Diagnostiquée bipolaire à l’âge de 40 ans, Maryse revient sur sa maladie. Aujourd’hui stabilisée, elle cherche à donner un message d’espoir pour toutes les personnes atteintes de troubles bipolaires. Rencontre.

Pouvez-vous expliquer ce que sont les troubles bipolaires ?

Ils sont axés sur deux pôles : la partie 1, c’est la phase maniaque, une période où on a de multiples projets, des conduites à risque, des dépenses inconsidérées. Le cliché c’est par exemple un mec qui s’achète une Ferrari alors qu’il n’a pas le fric. En fait on est complètement déconnecté. J’aime bien dire que quand on est en up, « on tutoie les étoiles ». Moi ça m’est arrivé, j’avais des grosses cylindrées, je me prenais pour la reine du monde sur l’autoroute. Quand les gens te disent « ce n’est pas ça la vie », va faire comprendre au bipolaire qu’il est malade. C’est ce versant-là qui est dur à intégrer. Et puis la phase 2, c’est une version plus sombre, dans le down où tu restes toute la journée au lit, dans ton canapé à zapper les chaines, tu ne sais même pas ce que tu regardes, t’es une loque. T’es sale, tu ne te laves pas les cheveux. Tu te dévalorises un max, c’est quelque chose de récurrent. Et puis il y a des périodes d’accalmie où tu es en « normalité ». Tant que tu n’as pas fait ton cheminement, que tu ne connais pas ton trouble, c’est difficile à gérer.

Comment est survenue la maladie ?

Elle s’est manifestée quand j’avais 16-17 ans. J’étais animatrice radio et DJ, j’étais dans le milieu de la nuit. Je sortais de plus en plus, ma vie n’était plus normale, je ne voyais plus le jour et mon sommeil était perturbé. Un jour, j’ai eu une grosse crise. J’étais complètement anéantie, je n’avais plus de jus. Je me suis retrouvée dans le lit, dans le burn. Mes parents m’ont transporté à l’hôpital à Rangueil et ils m’ont directement mis sous cachetons.

J’ai eu mon premier enfant à 31 ans et après j’ai eu mon entreprise d’événementiel. Mon époux était directeur dans la grande distribution. Donc je portais à bras le corps mon entreprise seule. Mais j’étais vraiment épanouie. L’été, il y avait beaucoup de travail donc ça allait. Mais pendant l’hiver, la période creuse, je n’ai pas su gérer. J’ai eu une grosse crise. Du coup on m’a diagnostiqué. A l’hôpital, le médecin m’a annoncé « vous êtes bipolaire », à 40 ans. J’étais tellement contente qu’on me découvre quelque chose. A 40 ans tu mets enfin des mots sur un truc qui déconne. La suite, tu cachetonnes, tu subis des grosses hospitalisations, tu apprends à te connaitre, ta maladie, tu as besoin d’outils. Alors je suis allée chercher des bouquins, je ne voulais pas rester ignorante.

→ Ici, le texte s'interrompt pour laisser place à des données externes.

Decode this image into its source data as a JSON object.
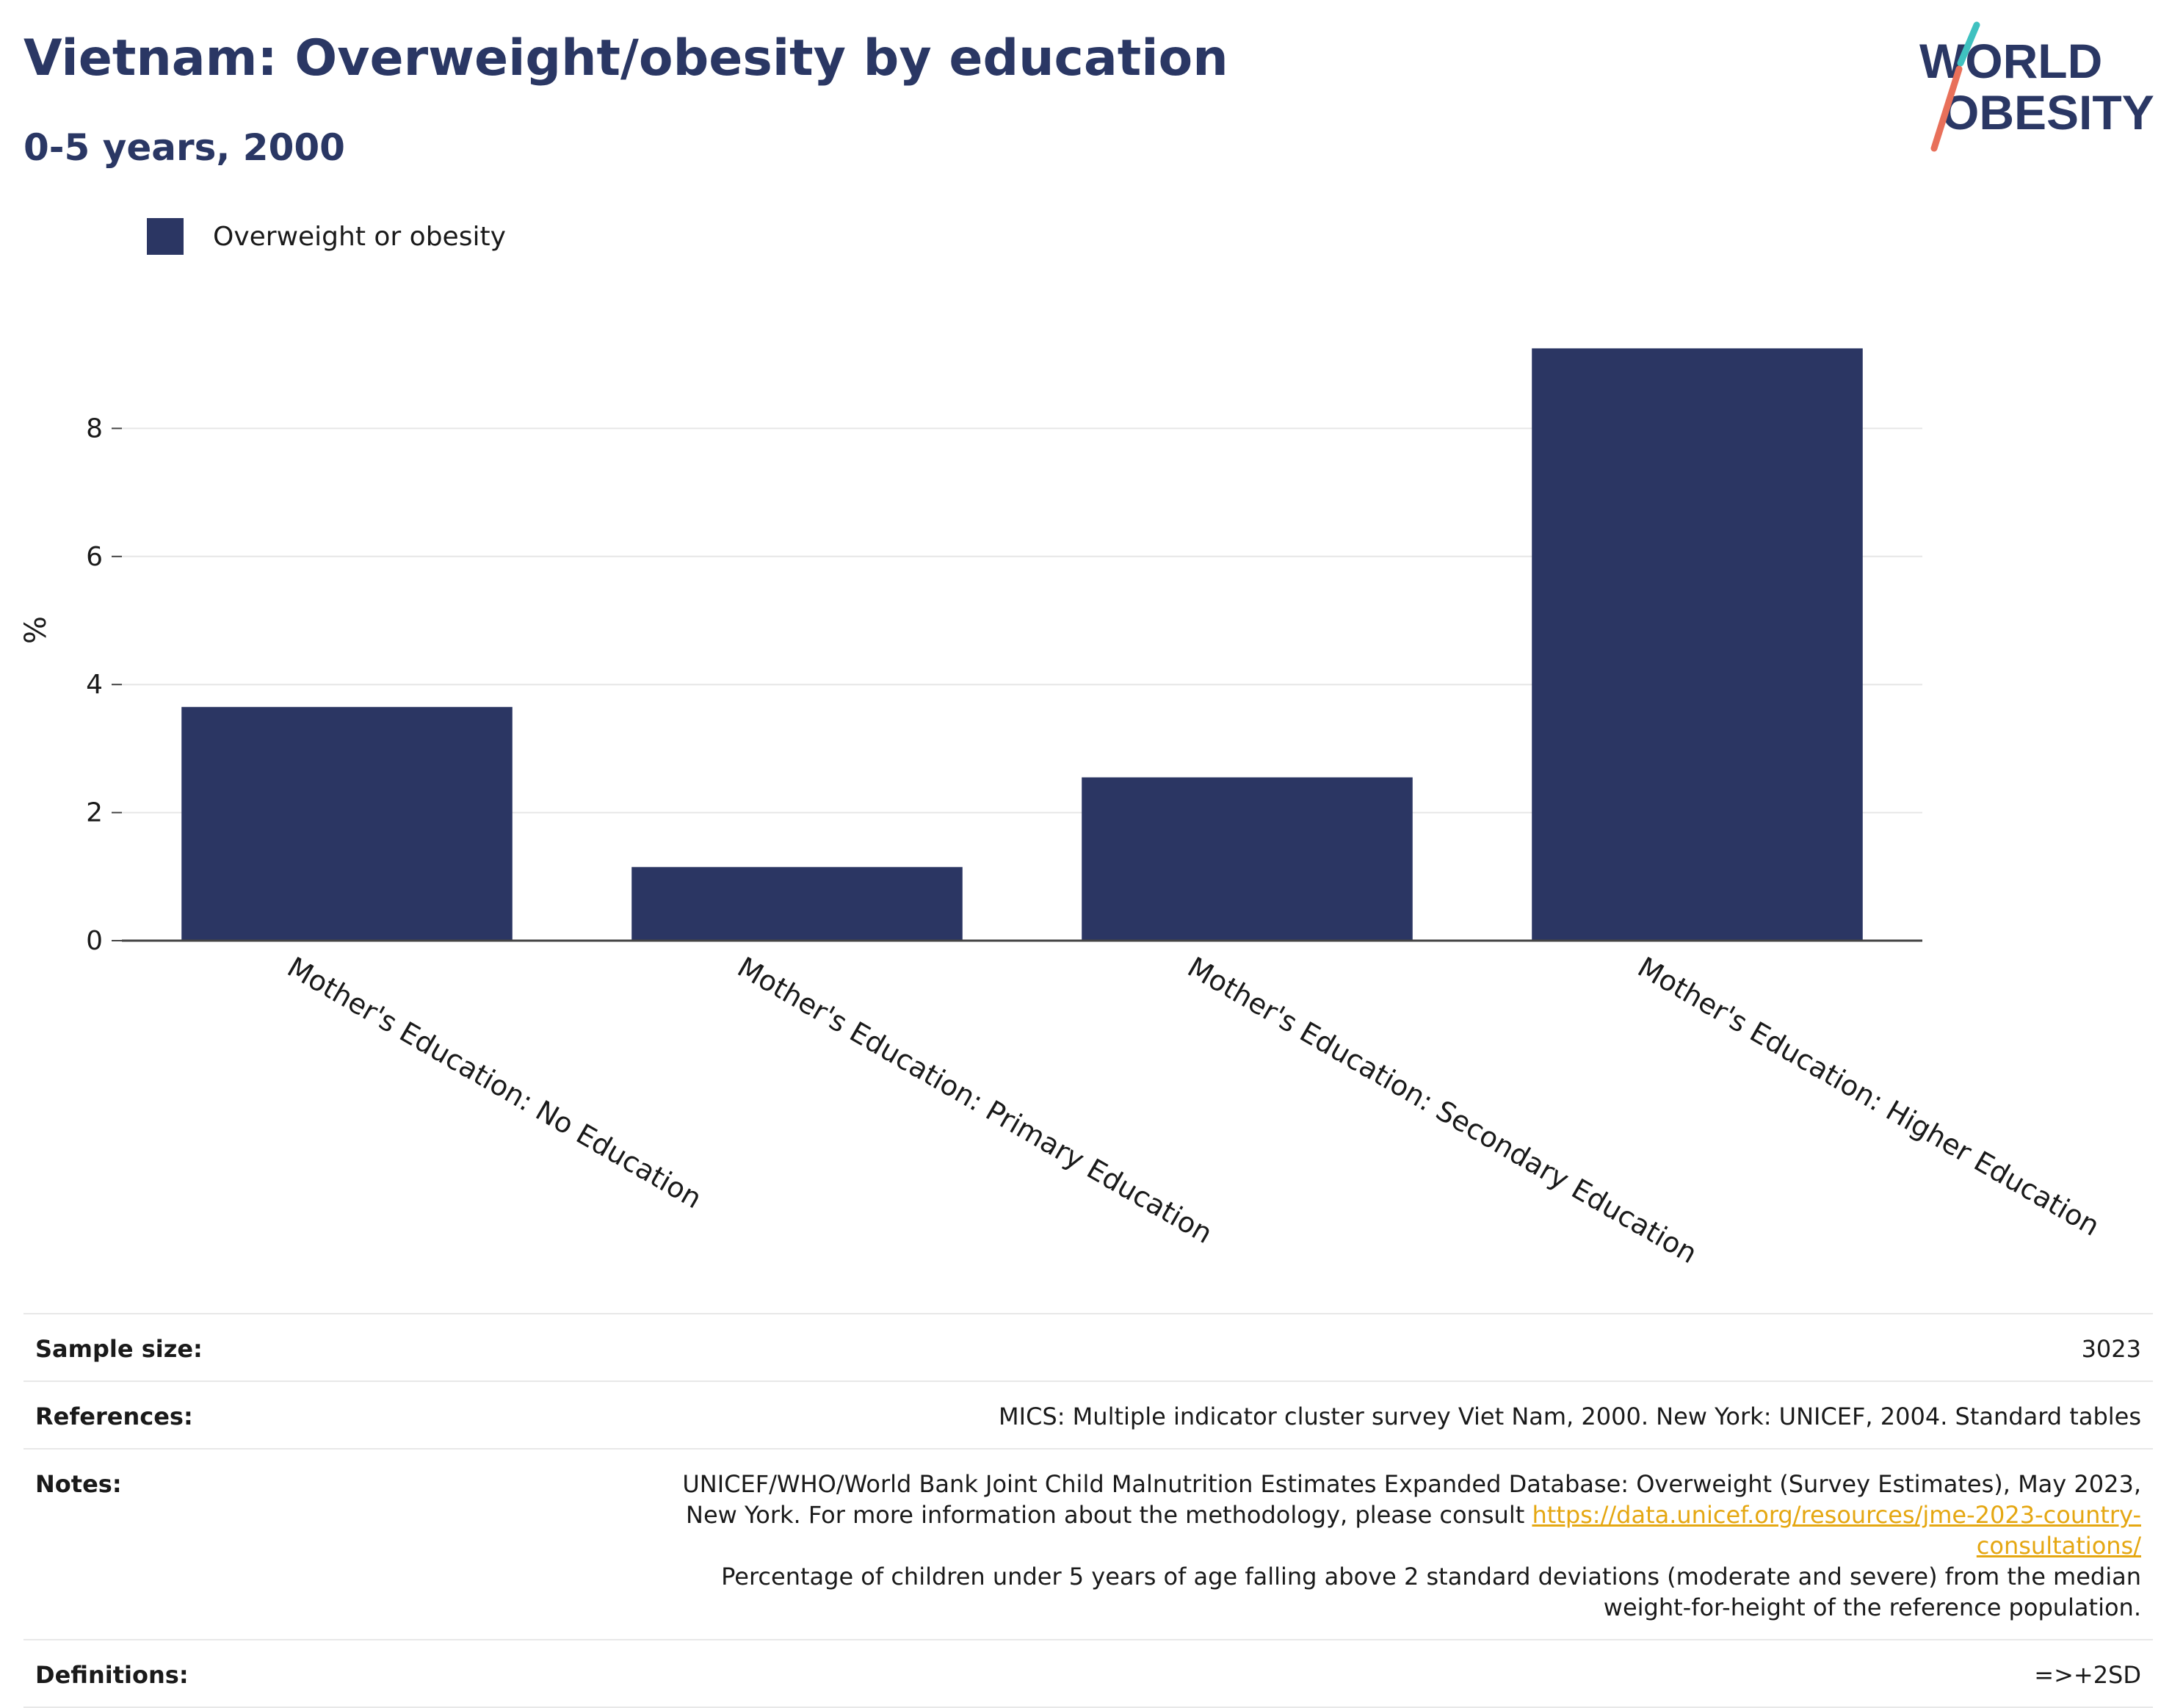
{
  "header": {
    "title": "Vietnam: Overweight/obesity by education",
    "subtitle": "0-5 years, 2000"
  },
  "logo": {
    "line1": "WORLD",
    "line2": "OBESITY",
    "colors": {
      "text": "#2a3764",
      "teal": "#3fc1c0",
      "coral": "#e8705a"
    }
  },
  "legend": {
    "items": [
      {
        "label": "Overweight or obesity",
        "color": "#2b3663"
      }
    ]
  },
  "chart_data": {
    "type": "bar",
    "categories": [
      "Mother's Education: No Education",
      "Mother's Education: Primary Education",
      "Mother's Education: Secondary Education",
      "Mother's Education: Higher Education"
    ],
    "series": [
      {
        "name": "Overweight or obesity",
        "values": [
          3.65,
          1.15,
          2.55,
          9.25
        ],
        "color": "#2b3663"
      }
    ],
    "ylabel": "%",
    "xlabel": "",
    "ylim": [
      0,
      10
    ],
    "yticks": [
      0,
      2,
      4,
      6,
      8
    ],
    "grid": true,
    "legend_position": "top-left"
  },
  "meta": {
    "sample_size_label": "Sample size:",
    "sample_size": "3023",
    "references_label": "References:",
    "references": "MICS: Multiple indicator cluster survey Viet Nam, 2000. New York: UNICEF, 2004. Standard tables",
    "notes_label": "Notes:",
    "notes_text_1": "UNICEF/WHO/World Bank Joint Child Malnutrition Estimates Expanded Database: Overweight (Survey Estimates), May 2023, New York. For more information about the methodology, please consult ",
    "notes_link": "https://data.unicef.org/resources/jme-2023-country-consultations/",
    "notes_text_2": "Percentage of children under 5 years of age falling above 2 standard deviations (moderate and severe) from the median weight-for-height of the reference population.",
    "definitions_label": "Definitions:",
    "definitions": "=>+2SD"
  }
}
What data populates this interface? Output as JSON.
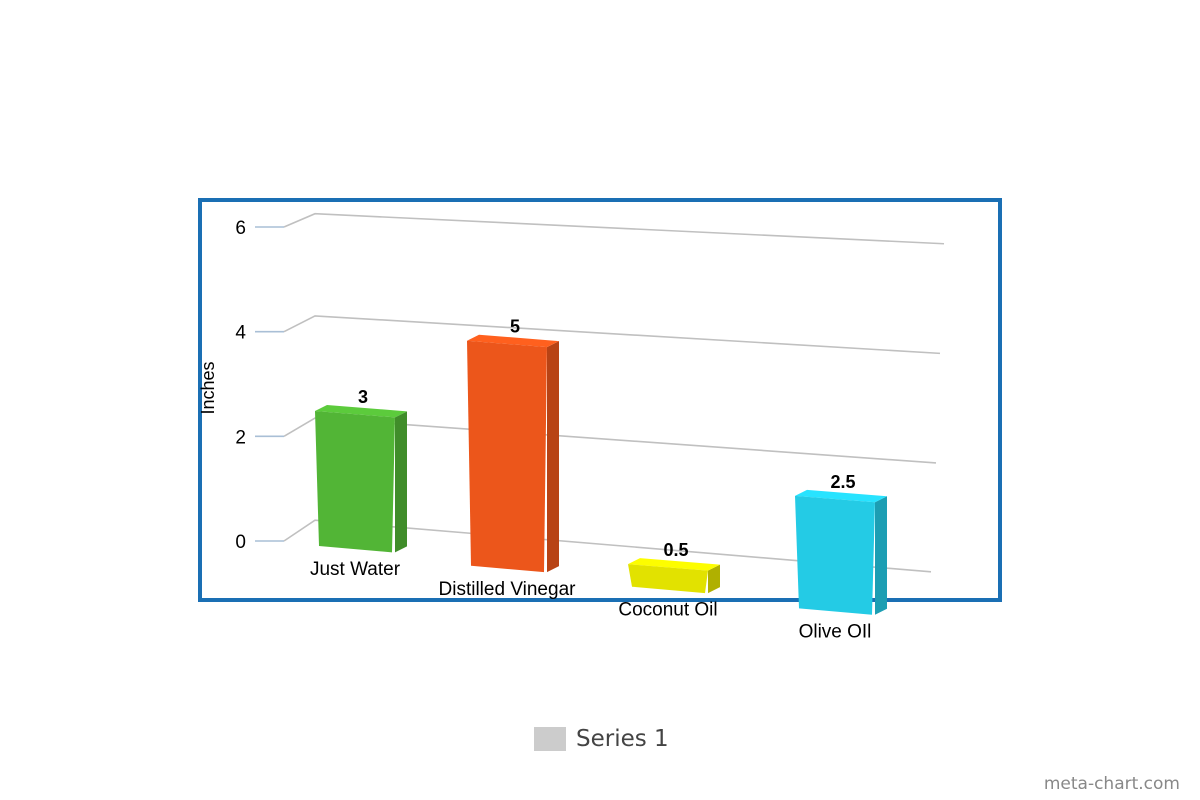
{
  "chart_data": {
    "type": "bar",
    "categories": [
      "Just Water",
      "Distilled Vinegar",
      "Coconut Oil",
      "Olive OIl"
    ],
    "series": [
      {
        "name": "Series 1",
        "values": [
          3,
          5,
          0.5,
          2.5
        ],
        "data_labels": [
          "3",
          "5",
          "0.5",
          "2.5"
        ]
      }
    ],
    "colors": [
      "#52b536",
      "#ec561b",
      "#e2e200",
      "#24cbe5"
    ],
    "ylabel": "Inches",
    "ylim": [
      0,
      6
    ],
    "yticks": [
      0,
      2,
      4,
      6
    ],
    "ytick_labels": [
      "0",
      "2",
      "4",
      "6"
    ],
    "grid": true,
    "legend_position": "bottom-center",
    "frame_color": "#1a6fb4",
    "three_d": true
  },
  "legend": {
    "label": "Series 1",
    "swatch_color": "#cccccc"
  },
  "watermark": "meta-chart.com"
}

Quels conseils donneriez-vous à une personne atteinte de troubles de bipolarité ?

Il faut prendre soin de soi, mettre en place des ressources : une alimentation équilibrée, une hygiène de vie, suivre des thérapies comportementales et cognitives, se rapprocher d’associations. Il y a encore beaucoup de représentations, beaucoup de malades ont peur de la stigmatisation. Mais c’est vrai que parfois il y a des regards un peu malsains, avec un peu de pitié. Je veux envoyer un message d’espoir, il faut se rendre utile et trouver des ressources. Quand je suis sortie de ma deuxième grosse hospitalisation, j’ai demandé directement à voir un psy. Je voulais reprendre le contrôle de ma vie, ce n’est pas elle qui nous dirige. Le boulot, y a que ça de vrai pour rester dans ses bottes.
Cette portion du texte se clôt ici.